Deus fala conosco com uma frequência muito maior do que imaginamos, apenas precisamos treinar nossos ouvidos para ouvir e nossos olhos para ver essa comunicação divina. 

Compartilho agora com vocês as experiências com coincidências sagradas de dois amigos meus, Alex, de Araraquara, e Brandão, de Jundiaí.

O Alex se batizou ainda adolescente em São Paulo em 1999, permaneceu na Igreja até 2003 e depois ficou afastado até janeiro de 2017. Neste período ele se casou, estudou Engenharia e vivia sem religião alguma em sua vida, até que em novembro de 2016 tudo começou a mudar. Ele começou a conversar com sua esposa, Nilza, sobre aquela igreja da qual um dia ele havia feito parte, e sua mulher começou a ficar cada vez mais interessada em saber mais sobre o evangelho, o que o levou a compartilhar com ela muitas coisas através da internet, mostrando-lhe fotos dos templos e diversos vídeos do canal mórmon do Youtube. Nos anos que o Alex frequentou a Igreja ele havia aprendido a tocar piano, com isso, ele começou a tocar alguns hinos em casa para sua esposa, o que lhes tocava profundamente.
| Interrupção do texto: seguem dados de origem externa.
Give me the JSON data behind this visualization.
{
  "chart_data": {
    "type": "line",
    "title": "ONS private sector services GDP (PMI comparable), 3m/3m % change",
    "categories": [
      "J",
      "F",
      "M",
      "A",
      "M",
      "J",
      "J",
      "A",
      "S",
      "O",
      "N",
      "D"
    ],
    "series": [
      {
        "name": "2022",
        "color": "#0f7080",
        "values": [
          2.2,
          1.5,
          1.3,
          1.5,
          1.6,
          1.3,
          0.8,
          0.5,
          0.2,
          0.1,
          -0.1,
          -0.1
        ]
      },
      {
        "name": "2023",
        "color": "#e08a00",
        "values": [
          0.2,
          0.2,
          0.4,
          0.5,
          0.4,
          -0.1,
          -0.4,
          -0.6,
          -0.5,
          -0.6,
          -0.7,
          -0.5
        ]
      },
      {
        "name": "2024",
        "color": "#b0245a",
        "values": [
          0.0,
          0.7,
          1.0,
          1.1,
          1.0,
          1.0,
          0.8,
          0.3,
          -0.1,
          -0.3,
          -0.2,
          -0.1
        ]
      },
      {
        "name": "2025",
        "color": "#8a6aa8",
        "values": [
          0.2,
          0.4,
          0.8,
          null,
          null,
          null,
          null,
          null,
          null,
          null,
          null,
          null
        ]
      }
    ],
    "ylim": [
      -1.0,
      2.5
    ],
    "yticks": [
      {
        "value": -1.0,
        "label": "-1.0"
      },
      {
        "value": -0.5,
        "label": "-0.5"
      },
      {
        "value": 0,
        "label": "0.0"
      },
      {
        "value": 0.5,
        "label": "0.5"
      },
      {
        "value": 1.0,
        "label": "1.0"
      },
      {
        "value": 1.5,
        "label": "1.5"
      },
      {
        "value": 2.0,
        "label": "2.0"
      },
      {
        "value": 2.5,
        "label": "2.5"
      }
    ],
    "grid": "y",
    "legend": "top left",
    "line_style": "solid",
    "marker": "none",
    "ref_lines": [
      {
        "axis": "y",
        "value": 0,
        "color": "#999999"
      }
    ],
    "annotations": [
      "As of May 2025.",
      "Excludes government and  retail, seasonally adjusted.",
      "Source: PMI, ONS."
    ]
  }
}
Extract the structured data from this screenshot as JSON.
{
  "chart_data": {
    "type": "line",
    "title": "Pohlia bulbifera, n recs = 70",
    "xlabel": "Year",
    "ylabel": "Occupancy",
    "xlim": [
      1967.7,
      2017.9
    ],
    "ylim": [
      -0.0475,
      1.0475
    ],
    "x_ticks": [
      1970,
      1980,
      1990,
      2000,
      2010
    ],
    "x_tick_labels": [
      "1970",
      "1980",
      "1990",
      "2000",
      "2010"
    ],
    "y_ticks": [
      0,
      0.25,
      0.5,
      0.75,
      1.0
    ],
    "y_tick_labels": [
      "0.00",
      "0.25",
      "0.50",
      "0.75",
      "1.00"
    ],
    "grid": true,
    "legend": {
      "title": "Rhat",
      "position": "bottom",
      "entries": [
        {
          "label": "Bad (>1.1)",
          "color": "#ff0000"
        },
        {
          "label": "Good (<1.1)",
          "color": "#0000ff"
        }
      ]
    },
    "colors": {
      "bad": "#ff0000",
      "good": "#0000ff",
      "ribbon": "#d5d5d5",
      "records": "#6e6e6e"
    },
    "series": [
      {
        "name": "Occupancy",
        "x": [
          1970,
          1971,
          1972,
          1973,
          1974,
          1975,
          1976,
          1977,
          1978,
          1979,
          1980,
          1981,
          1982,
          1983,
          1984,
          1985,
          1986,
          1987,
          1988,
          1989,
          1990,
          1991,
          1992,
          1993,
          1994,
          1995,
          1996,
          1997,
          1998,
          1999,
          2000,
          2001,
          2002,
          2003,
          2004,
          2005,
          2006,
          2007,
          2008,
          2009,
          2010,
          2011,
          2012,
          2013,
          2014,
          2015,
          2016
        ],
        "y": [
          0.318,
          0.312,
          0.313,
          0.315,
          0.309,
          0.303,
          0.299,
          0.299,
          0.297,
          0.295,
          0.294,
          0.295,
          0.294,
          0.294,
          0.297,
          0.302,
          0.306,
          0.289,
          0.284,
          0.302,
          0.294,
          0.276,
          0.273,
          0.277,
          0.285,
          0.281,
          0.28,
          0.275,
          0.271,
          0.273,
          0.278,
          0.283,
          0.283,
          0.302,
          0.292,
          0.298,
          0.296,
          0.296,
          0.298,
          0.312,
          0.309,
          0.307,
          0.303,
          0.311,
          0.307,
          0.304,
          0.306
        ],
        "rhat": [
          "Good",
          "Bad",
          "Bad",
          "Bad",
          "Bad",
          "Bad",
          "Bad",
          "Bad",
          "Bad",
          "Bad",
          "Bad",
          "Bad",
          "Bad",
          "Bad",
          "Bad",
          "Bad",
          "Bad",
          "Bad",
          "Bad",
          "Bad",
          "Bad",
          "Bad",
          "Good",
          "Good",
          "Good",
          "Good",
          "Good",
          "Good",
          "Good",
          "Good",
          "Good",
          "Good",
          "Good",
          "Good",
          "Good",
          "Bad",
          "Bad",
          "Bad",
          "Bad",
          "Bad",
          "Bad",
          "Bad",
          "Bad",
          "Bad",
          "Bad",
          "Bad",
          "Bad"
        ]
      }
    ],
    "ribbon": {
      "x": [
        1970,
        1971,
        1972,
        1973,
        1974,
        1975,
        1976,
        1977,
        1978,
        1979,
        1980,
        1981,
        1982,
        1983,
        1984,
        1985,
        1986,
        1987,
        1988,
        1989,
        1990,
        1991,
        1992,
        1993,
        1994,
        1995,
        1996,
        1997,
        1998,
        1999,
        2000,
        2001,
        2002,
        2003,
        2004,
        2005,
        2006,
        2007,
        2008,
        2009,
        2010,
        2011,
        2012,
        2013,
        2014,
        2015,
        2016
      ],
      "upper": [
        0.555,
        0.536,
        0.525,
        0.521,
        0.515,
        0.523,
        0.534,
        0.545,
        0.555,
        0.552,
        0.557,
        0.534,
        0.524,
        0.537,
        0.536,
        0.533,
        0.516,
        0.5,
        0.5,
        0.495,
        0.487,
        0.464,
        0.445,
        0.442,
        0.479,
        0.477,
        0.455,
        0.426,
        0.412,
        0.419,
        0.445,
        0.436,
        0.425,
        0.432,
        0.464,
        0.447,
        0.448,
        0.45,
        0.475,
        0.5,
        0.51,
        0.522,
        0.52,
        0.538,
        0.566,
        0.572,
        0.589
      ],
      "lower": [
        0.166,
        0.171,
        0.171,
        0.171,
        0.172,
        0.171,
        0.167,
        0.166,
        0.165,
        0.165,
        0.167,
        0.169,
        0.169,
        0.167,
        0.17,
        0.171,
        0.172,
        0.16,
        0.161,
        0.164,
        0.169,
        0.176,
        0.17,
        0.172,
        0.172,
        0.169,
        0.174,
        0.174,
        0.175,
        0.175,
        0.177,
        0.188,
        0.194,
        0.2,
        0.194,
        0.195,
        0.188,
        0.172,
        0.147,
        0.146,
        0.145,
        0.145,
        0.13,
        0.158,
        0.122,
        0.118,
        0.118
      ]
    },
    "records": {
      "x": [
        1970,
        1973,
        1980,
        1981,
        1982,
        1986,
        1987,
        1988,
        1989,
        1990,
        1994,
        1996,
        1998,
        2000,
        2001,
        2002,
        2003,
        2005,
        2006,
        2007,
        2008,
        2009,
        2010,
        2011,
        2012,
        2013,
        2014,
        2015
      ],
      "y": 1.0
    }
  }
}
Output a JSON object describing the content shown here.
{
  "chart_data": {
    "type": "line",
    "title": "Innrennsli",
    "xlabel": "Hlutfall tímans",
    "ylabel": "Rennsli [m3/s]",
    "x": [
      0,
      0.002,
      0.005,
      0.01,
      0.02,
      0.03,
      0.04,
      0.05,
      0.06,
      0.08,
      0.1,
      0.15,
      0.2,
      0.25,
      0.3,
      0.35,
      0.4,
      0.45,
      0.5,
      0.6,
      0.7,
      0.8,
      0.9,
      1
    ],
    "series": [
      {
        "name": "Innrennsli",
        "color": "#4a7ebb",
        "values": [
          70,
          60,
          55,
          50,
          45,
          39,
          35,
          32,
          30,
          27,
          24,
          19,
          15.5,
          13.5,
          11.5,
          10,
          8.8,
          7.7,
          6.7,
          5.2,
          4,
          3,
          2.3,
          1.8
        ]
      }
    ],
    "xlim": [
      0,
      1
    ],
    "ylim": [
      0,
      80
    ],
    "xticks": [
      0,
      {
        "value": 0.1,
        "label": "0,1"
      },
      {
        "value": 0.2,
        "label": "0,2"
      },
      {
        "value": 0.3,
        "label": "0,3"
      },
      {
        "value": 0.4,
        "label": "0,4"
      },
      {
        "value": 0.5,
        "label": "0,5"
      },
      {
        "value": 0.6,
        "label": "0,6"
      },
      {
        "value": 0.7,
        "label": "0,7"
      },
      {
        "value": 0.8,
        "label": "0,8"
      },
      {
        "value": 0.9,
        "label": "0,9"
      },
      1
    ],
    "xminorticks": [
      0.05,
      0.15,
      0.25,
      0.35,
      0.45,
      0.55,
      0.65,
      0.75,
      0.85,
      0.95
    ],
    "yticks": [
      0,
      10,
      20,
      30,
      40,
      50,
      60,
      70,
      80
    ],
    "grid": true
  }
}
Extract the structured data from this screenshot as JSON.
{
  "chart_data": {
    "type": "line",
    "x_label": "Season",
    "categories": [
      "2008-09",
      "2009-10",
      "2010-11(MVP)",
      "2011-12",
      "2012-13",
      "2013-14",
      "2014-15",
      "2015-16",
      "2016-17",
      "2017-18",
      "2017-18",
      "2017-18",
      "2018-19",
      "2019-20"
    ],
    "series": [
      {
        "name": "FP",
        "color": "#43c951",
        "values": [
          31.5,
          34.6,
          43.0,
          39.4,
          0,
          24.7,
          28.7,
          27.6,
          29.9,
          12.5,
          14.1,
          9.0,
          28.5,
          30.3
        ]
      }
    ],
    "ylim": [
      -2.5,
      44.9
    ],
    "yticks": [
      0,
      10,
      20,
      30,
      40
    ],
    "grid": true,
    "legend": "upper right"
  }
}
Os dois então começaram a ter sentimentos que eram difíceis de descrever, nas palavras do Alex, era uma emoção “semelhante à uma saudade”, um sentimento muito bom, principalmente com os hinos. Passaram-se os meses de novembro e dezembro, e seus sentimentos em relação à Igreja ficavam cada vez mais fortes. Com isso, sua esposa desejou muito receber os missionários em sua casa, mas como eles estavam morando em uma nova cidade no interior de SP, Araraquara, o Alex não conhecia e não tinha o contato de ninguém da Igreja, ele não sabia onde encontrar os missionários. Então aconteceu que, em janeiro deste ano, houve um dia no qual a dupla de missionários responsável pela área do Alex pegou um ônibus para um determinado ponto da cidade do qual eles já estavam acostumados a tomar. Neste dia, simplesmente os dois missionários não viram o ponto onde deveriam ter descido, e quando se deram conta, eles já estavam longe do ponto certo, então pediram para o ônibus parar. Neste momento Alex estava de moto voltando da padaria quando avistou os Élderes atravessando a rua e chamou-lhes para conversar. A conclusão da história é que sua esposa ficou encantada com a mensagem dos missionários e foi batizada no mês seguinte, em fevereiro deste ano. Depois de 14 anos afastado do evangelho, o Alex retornou à atividade na Igreja e ambos estão radiantes com essa nova vida, graças ao “erro” dos Élderes. Coincidência?

São milagres como o da história acima que muitas vezes nós não enxergamos, pois geralmente esperamos por um milagre grandioso, por algo maior, porém, na maioria das vezes, são nas coisas simples e sutis que vemos a mão de Deus. Quanto tempo mais levaria para que eles encontrassem com os missionários? Com tudo o que eles estavam vivendo e sentindo, não era este o momento exato e ideal para que eles recebessem o evangelho? Certamente este era o momento certo para eles, e através de uma “coincidência sagrada”, acredito que Deus tornou possível que Alex encontrasse os missionários. Os Élderes não passaram do ponto por acaso, podemos ver aí a mão de Deus.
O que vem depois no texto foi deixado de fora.